Survei Pesanan Makin Nyata Jelang Pilkada di Sulsel, Jangan mudah Percaya.
Ghazinews.com, Bone – Survei pesanan yang ditengarai bertujuan untuk memoles kandidat tertentu agar lebih ‘spartan’ di depan publik semakin marak menjelang hari pemungutan suara Pemilihan Kepala Daerah (Pilkada) Serentak, 27 November mendatang.
Bahkan di Sulawesi Selatan, hasil survei yang dikeluarkan sejumlah lembaga riset terhadap tingkat keterpilihan kandidat pada Pilkada Serentak cukup rutin dikeluarkan. Kondisi ini pun ditengarai upaya melemahkan lawan politik. Serta menjadi cara untuk menarik pemodal atau cukong untuk menambah logistik.
Apalagi survei pesanan ini makin nyata setelah dua lembaga riset menunjukkan hasil berbeda elektoral kandidat di Pilgub Jakarta. Bahkan salah satunya telah disanksi karena sengaja memberikan angka pada surveinya yang tidak sesuai fakta di lapangan. Sehingga terbangun stigma di tengah publik bahwa beberapa hasil survei hanya “pesanan” oleh paslon tertentu.
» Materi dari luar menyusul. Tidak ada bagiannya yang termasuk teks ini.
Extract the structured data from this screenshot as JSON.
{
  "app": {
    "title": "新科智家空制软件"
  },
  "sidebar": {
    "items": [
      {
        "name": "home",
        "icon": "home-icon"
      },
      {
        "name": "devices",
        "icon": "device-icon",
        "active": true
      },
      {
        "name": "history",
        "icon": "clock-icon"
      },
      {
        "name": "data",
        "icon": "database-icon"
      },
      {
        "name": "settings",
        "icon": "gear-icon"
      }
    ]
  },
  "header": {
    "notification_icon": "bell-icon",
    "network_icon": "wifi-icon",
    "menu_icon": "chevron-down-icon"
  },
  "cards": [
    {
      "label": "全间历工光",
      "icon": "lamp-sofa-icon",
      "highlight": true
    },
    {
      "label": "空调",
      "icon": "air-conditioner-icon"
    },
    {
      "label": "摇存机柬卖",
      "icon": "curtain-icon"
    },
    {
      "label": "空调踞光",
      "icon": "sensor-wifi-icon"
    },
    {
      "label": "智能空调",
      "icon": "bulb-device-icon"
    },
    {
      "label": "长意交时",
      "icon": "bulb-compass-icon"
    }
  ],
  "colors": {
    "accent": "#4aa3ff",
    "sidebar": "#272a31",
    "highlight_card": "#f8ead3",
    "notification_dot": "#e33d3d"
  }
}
Menurut Pengamat Politik Universitas Hasanuddin (Unhas) Makassar, Ali Armunanto, stigma ini terbangun akibat tidak adanya koordinasi antara pihak penyelenggara Pilkada dalam hal ini adalah Komisi Pemilihan Umum (KPU) dengan lembaga riset pada saat mempublikasikan hasil survei.
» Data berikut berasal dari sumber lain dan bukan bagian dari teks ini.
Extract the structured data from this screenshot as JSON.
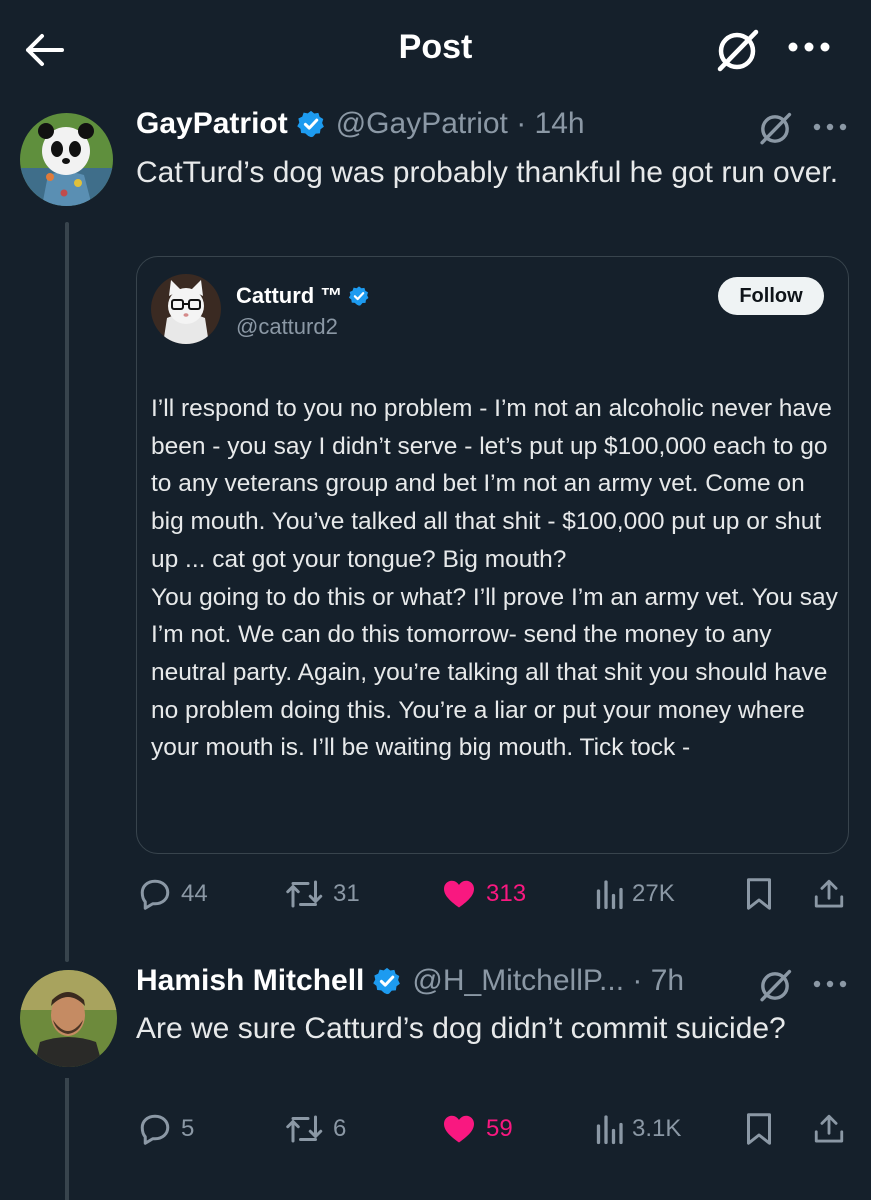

Dia mengatakan semestinya KPU mempunyai minimal satu lembaga riset internal yang intens merilis hasil survei agar masyarakat punya referensi utama dalam melihat perkembangan peta politik Pilkada Serentak.
“Itu yang jadi masalah sebenarnya, ketika ada lembaga survei yang terdaftar di KPU kemudian diumumkan oleh KPU, orang akan lebih percaya independensinya dibanding lembaga survei yang tiba-tiba merilis sendiri,” sebutnya belum lama ini.
Publik akan menduga lembaga survei yang tidak terdaftar di KPU terafiliasi paslon, apalagi paslon tersebut dinyatakan punya elektabilitas tertinggi pada survei tersebut. Kadangkala, kata Ali, terdapat hasil survei yang juga hasilnya melenceng jauh dari realitas di lapangan. Hal itulah yang mengundang ketidakpercayaan publik terhadap survei tersebut.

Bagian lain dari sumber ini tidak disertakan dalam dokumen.